In other words, spiritual “powers” arise from exchange, but they are different according to the different modes of exchange. The spiritual power that Marx focused stems from the exchange of commodities, mode C, whereas the spiritual power that Hobbes focused arises from the exchange of “obedience and protection”, mode B.
In addition to these two types of powers, there is another kind of spiritual power that arises in the exchange of gift giving and returning; it is the power that mode of exchange A generates. It was the anthropologist Marcel Mauss, the author of The Gift, who first brought attention to this. But he, too, has been criticized even by his admirers such as Levi-Strauss for his invocation of what they consider to be a dubious spiritual power.
I recognized a common perception in the work of such thinkers as Marx, Hobbes, and Mauss. That is, each of them focused on the spiritual power arising from exchange, that is, a “power” beyond human will. And what they share in common is that, contrary to what is clear from their own writings, this power has been dismissed by others as mere metaphor. As a result, we have lost sight of the ideational power arising from exchange, which they all saw. In short, the scientific view is that there is no such thing as spiritual power.
For example, Marxism’s goal is to first seize state power and thereby curb the capitalist economy. It was thought that if capital disappeared in this way, then the state would naturally disappear. But that is not the case. The state remains. The same can be said for nations. Capital, state, and nation, respectively, will remain. Because each of them has spiritual power. They do not exist by human choice. And the combination of capital-nation-state is still dominant today in the 21st century and will continue to remain so. And this is a system with fatal flaws – war, poverty, discrimination, etc.
These powers are extremely difficult to contain. That being the case, what should we do? In The Structure of World History, I explored the notion of mode of exchange D as a power that transcends the others. It consists of the restoration of mode of exchange A in a higher dimension. But after writing this book, I felt the need to rethink mode D.

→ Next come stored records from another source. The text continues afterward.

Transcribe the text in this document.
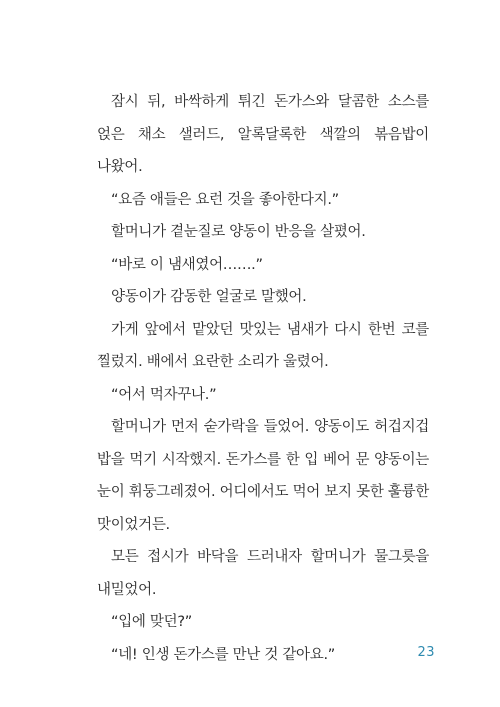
잠시 뒤, 바싹하게 튀긴 돈가스와 달콤한 소스를 얹은 채소 샐러드, 알록달록한 색깔의 볶음밥이 나왔어.

“요즘 애들은 요런 것을 좋아한다지.”

할머니가 곁눈질로 양동이 반응을 살폈어.

“바로 이 냄새였어…….”

양동이가 감동한 얼굴로 말했어.

가게 앞에서 맡았던 맛있는 냄새가 다시 한번 코를 찔렀지. 배에서 요란한 소리가 울렸어.

“어서 먹자꾸나.”

할머니가 먼저 숟가락을 들었어. 양동이도 허겁지겁 밥을 먹기 시작했지. 돈가스를 한 입 베어 문 양동이는 눈이 휘둥그레졌어. 어디에서도 먹어 보지 못한 훌륭한 맛이었거든.

모든 접시가 바닥을 드러내자 할머니가 물그릇을 내밀었어.

“입에 맞던?”

“네! 인생 돈가스를 만난 것 같아요.”	23
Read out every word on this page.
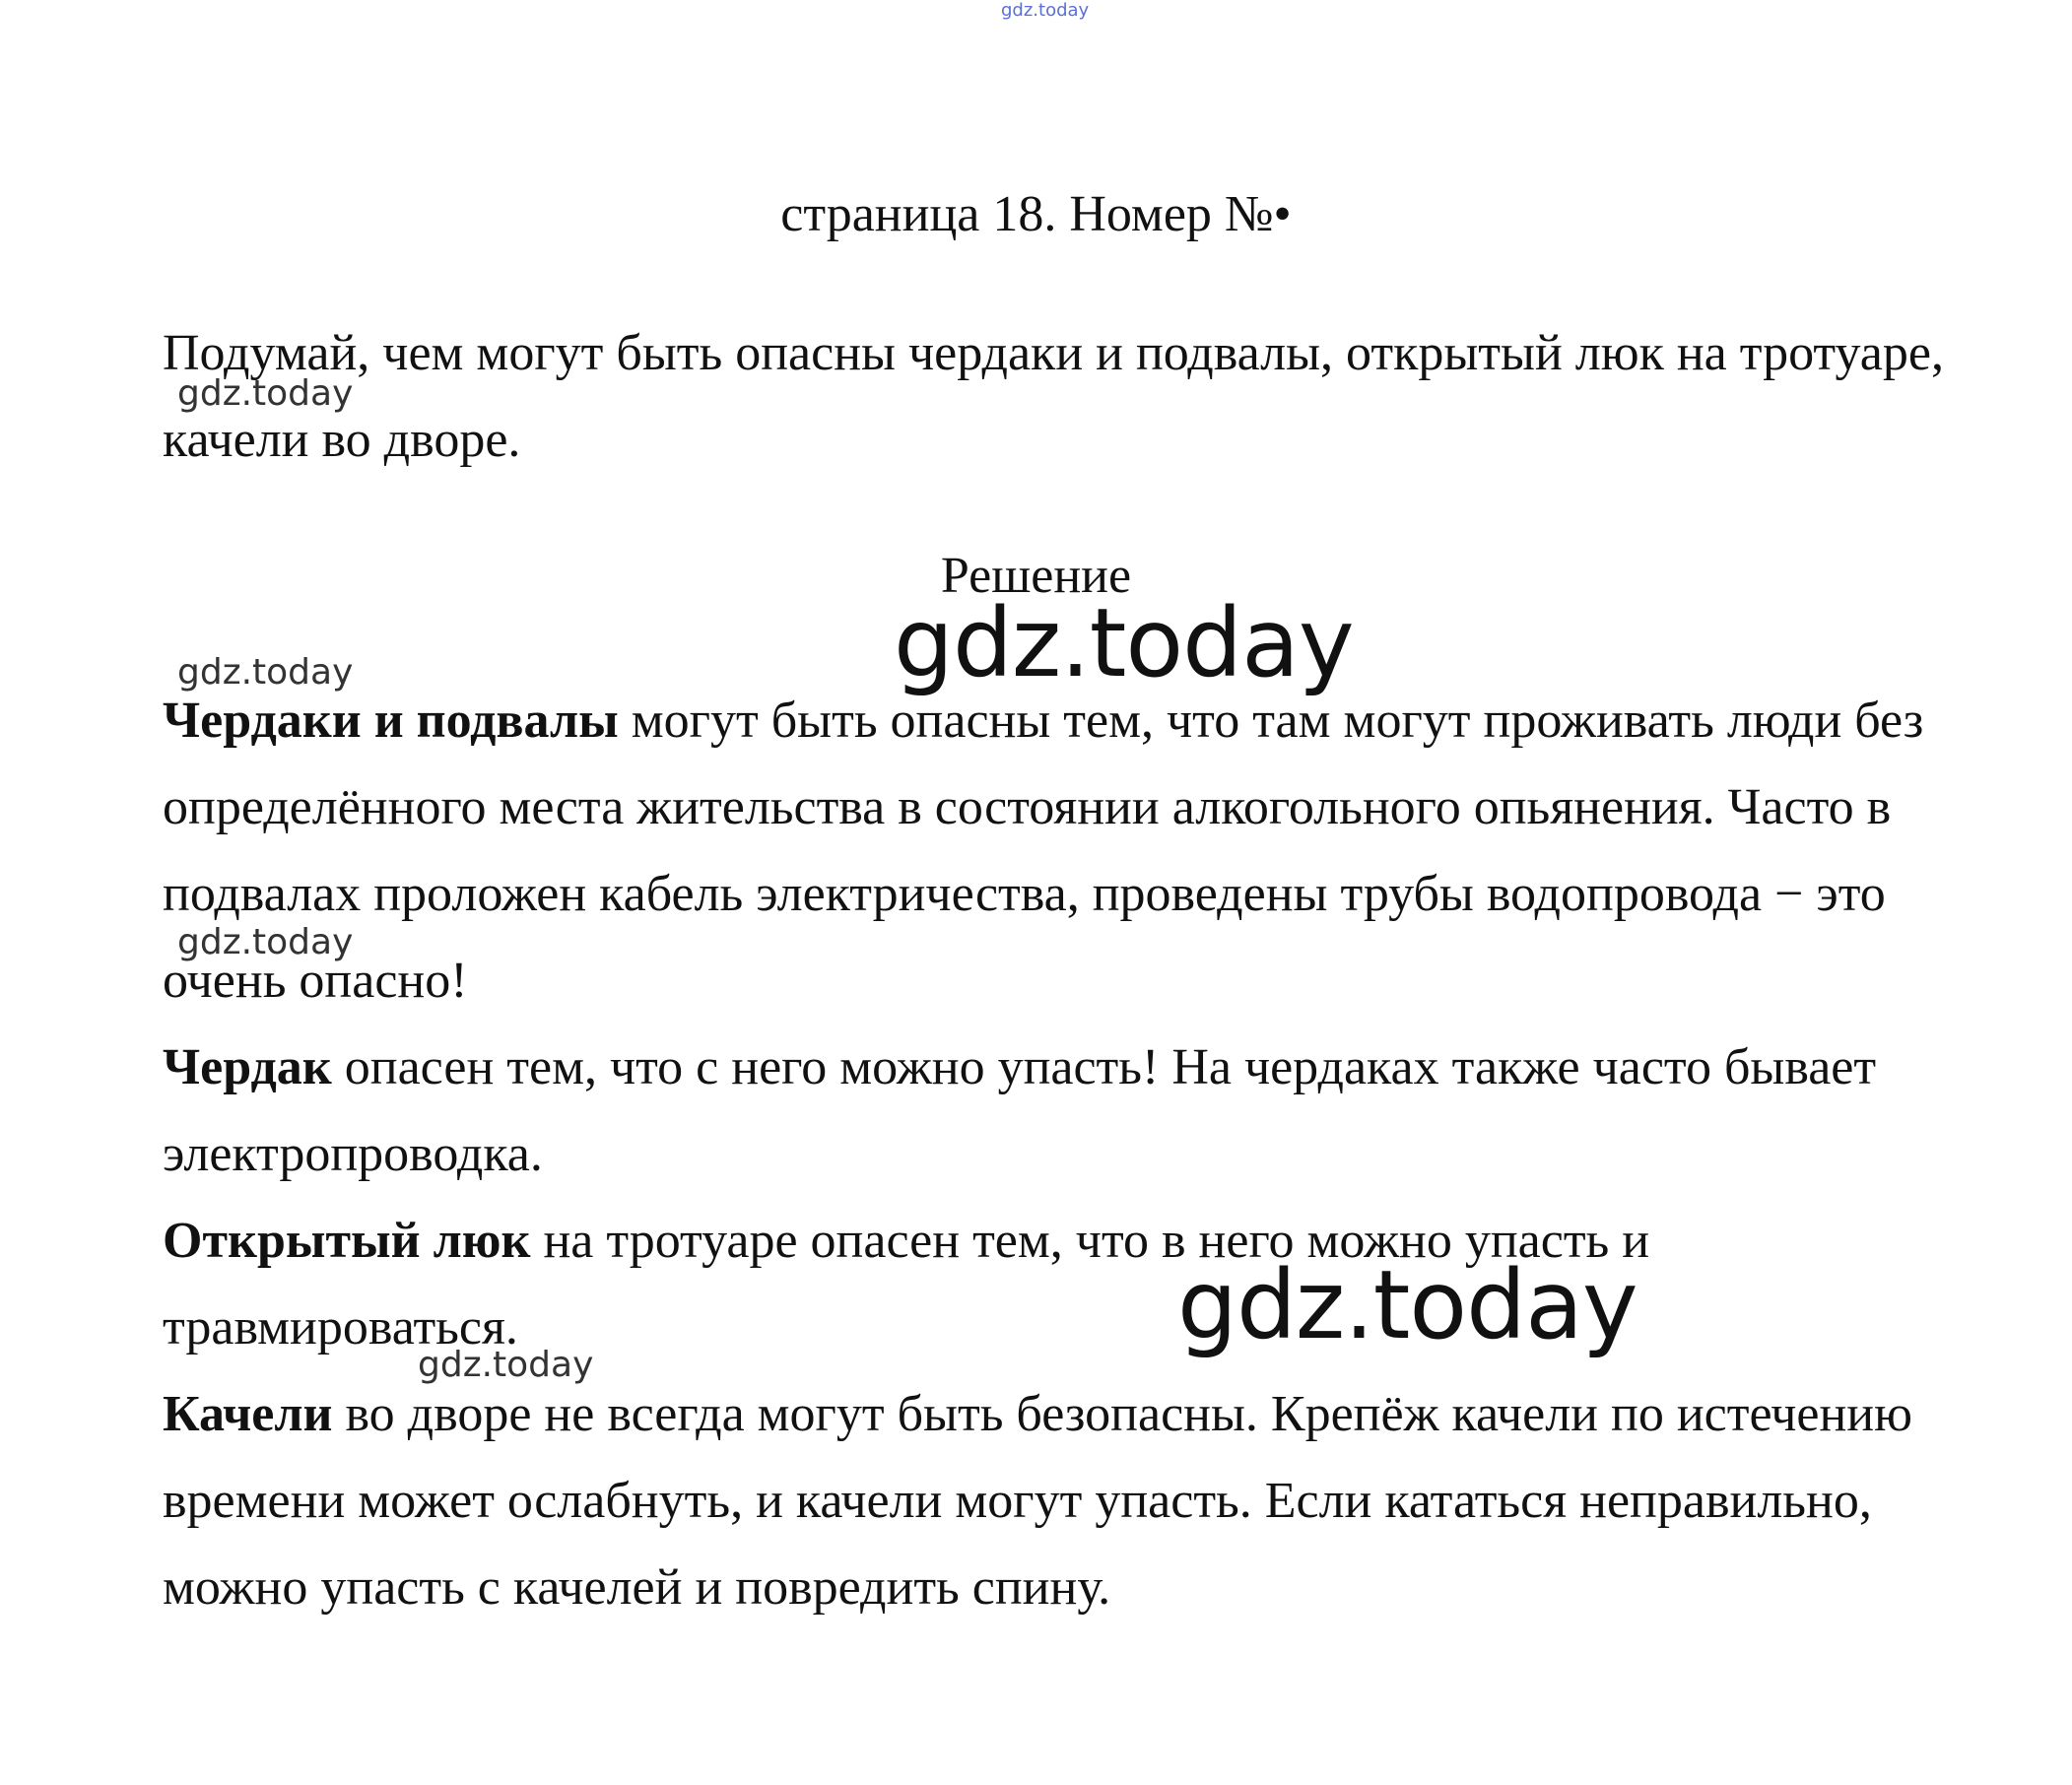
страница 18. Номер №•
Подумай, чем могут быть опасны чердаки и подвалы, открытый люк на тротуаре, качели во дворе.
Решение

Чердаки и подвалы могут быть опасны тем, что там могут проживать люди без определённого места жительства в состоянии алкогольного опьянения. Часто в подвалах проложен кабель электричества, проведены трубы водопровода − это очень опасно!

Чердак опасен тем, что с него можно упасть! На чердаках также часто бывает электропроводка.

Открытый люк на тротуаре опасен тем, что в него можно упасть и травмироваться.

Качели во дворе не всегда могут быть безопасны. Крепёж качели по истечению времени может ослабнуть, и качели могут упасть. Если кататься неправильно, можно упасть с качелей и повредить спину.

gdz.today
gdz.today
gdz.today
gdz.today
gdz.today
gdz.today
gdz.today
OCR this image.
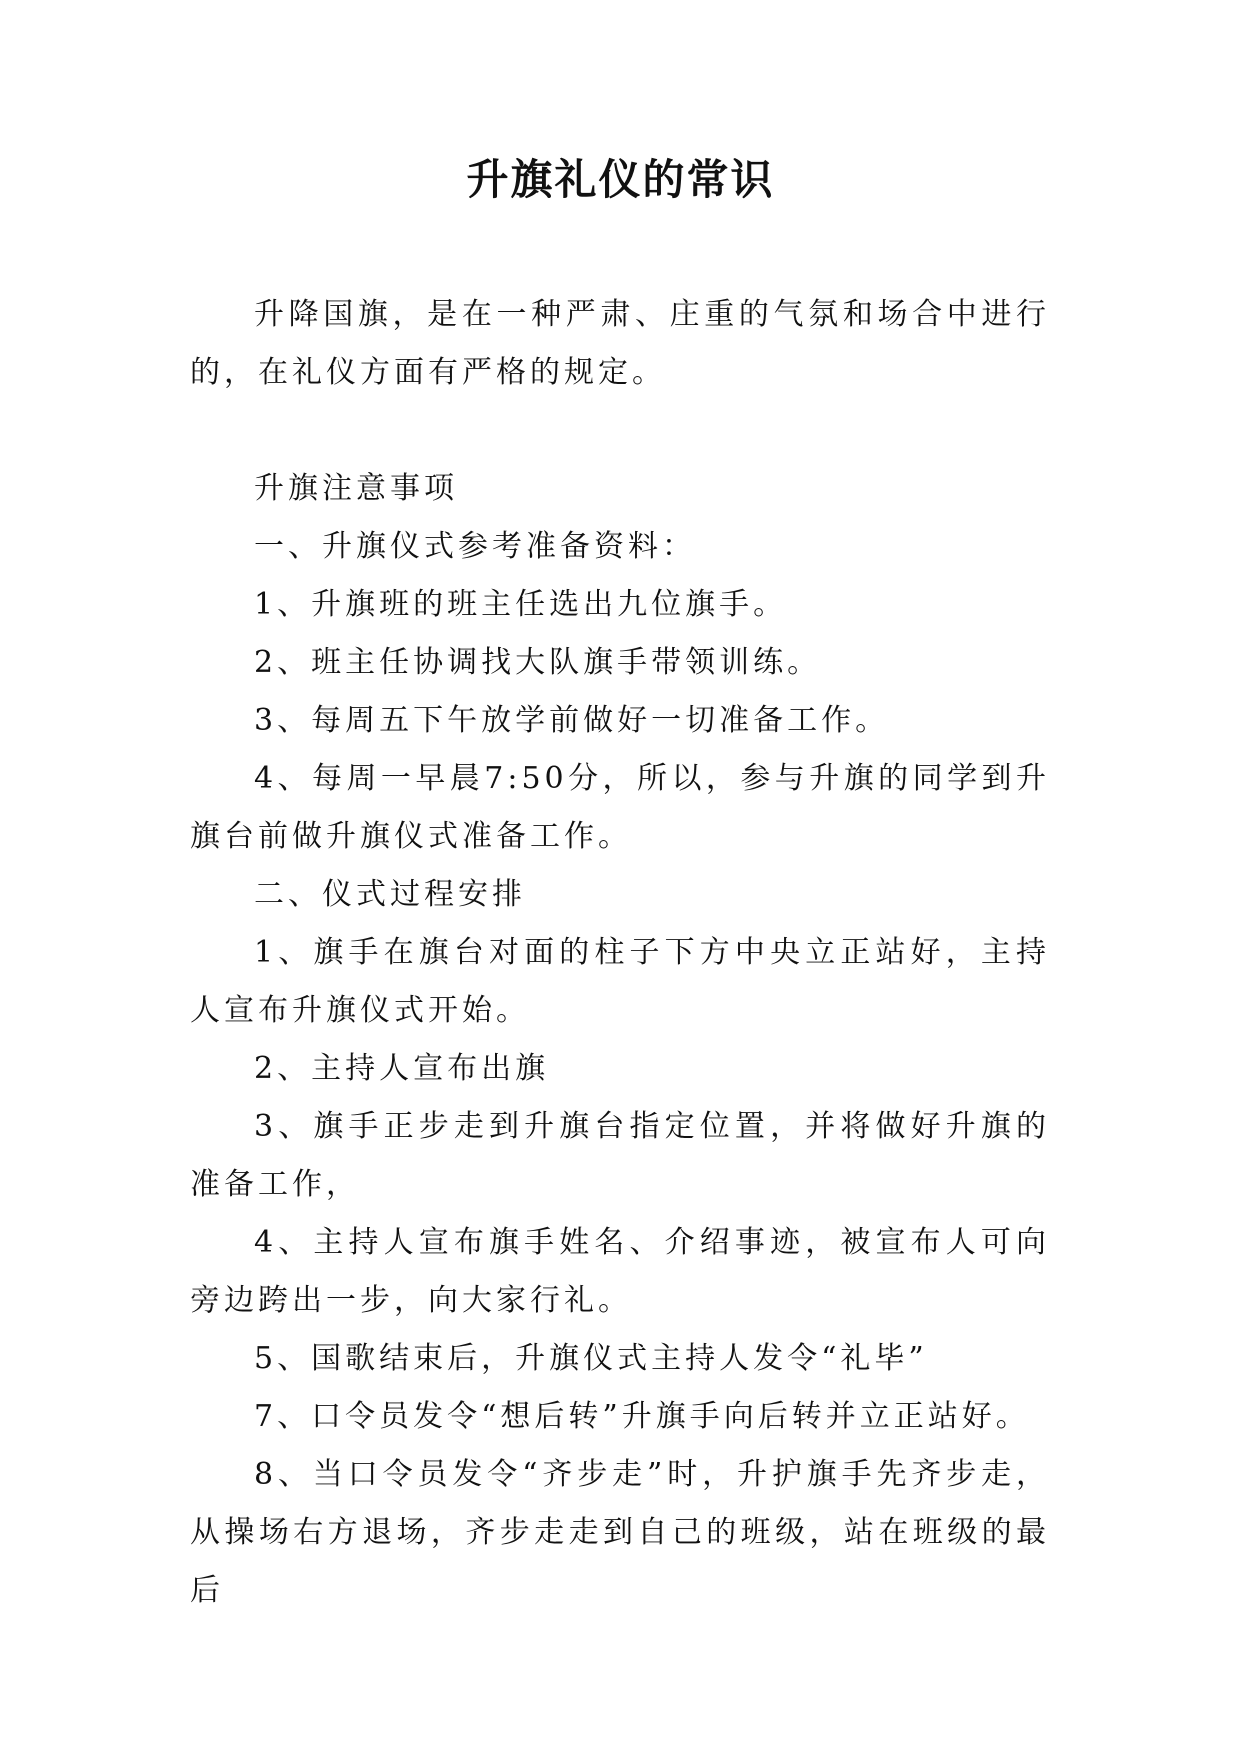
升旗礼仪的常识

升降国旗，是在一种严肃、庄重的气氛和场合中进行的，在礼仪方面有严格的规定。

升旗注意事项

一、升旗仪式参考准备资料：

1、升旗班的班主任选出九位旗手。

2、班主任协调找大队旗手带领训练。

3、每周五下午放学前做好一切准备工作。

4、每周一早晨7:50分，所以，参与升旗的同学到升旗台前做升旗仪式准备工作。

二、仪式过程安排

1、旗手在旗台对面的柱子下方中央立正站好，主持人宣布升旗仪式开始。

2、主持人宣布出旗

3、旗手正步走到升旗台指定位置，并将做好升旗的准备工作，

4、主持人宣布旗手姓名、介绍事迹，被宣布人可向旁边跨出一步，向大家行礼。

5、国歌结束后，升旗仪式主持人发令“礼毕”

7、口令员发令“想后转”升旗手向后转并立正站好。

8、当口令员发令“齐步走”时，升护旗手先齐步走，从操场右方退场，齐步走走到自己的班级，站在班级的最后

Many readers seemed to think that D would be realized if humans were to aim for it. However, D cannot be realized by our will. That said, I am not saying the readers are misreading my books. The way I write, or rather the way I think, is flawed. This problem is what has pestered me for the last ten years.
Recently, I found a new approach to this problem. The result is a book called Powers and Modes of Exchange. At the end of this book, I wrote: D is the restoration of mode A, in other words reciprocity, in a higher dimension, which is not achievable by our will. We can only work towards realizing mode A. However, that alone cannot supersede the nation and capital. That means that we cannot realize D. Then how is D possible? I wrote: “D comes from elsewhere”. For details, please read this book. Its English translation is scheduled to be published early 2025.
This book was published last year on October 6th, and in fact, it was just around that time that I received the news that I had been selected for the Berggruen Prize. At that time, I felt a strange sense of wonder.
This is what I thought. I never imagined that I would receive such an award. I did not expect it, nor did I even wish for it. But it came. Not by my will or desire, but “from elsewhere”. I thought that it may be in this kind of way that D will arrive. It comes unexpectedly and brings joy. Even if it is not possible in my lifetime, I feel that D will arrive in the not-too-distant future. Today, I wished to share that thought with you.
Thank you very much for your attention.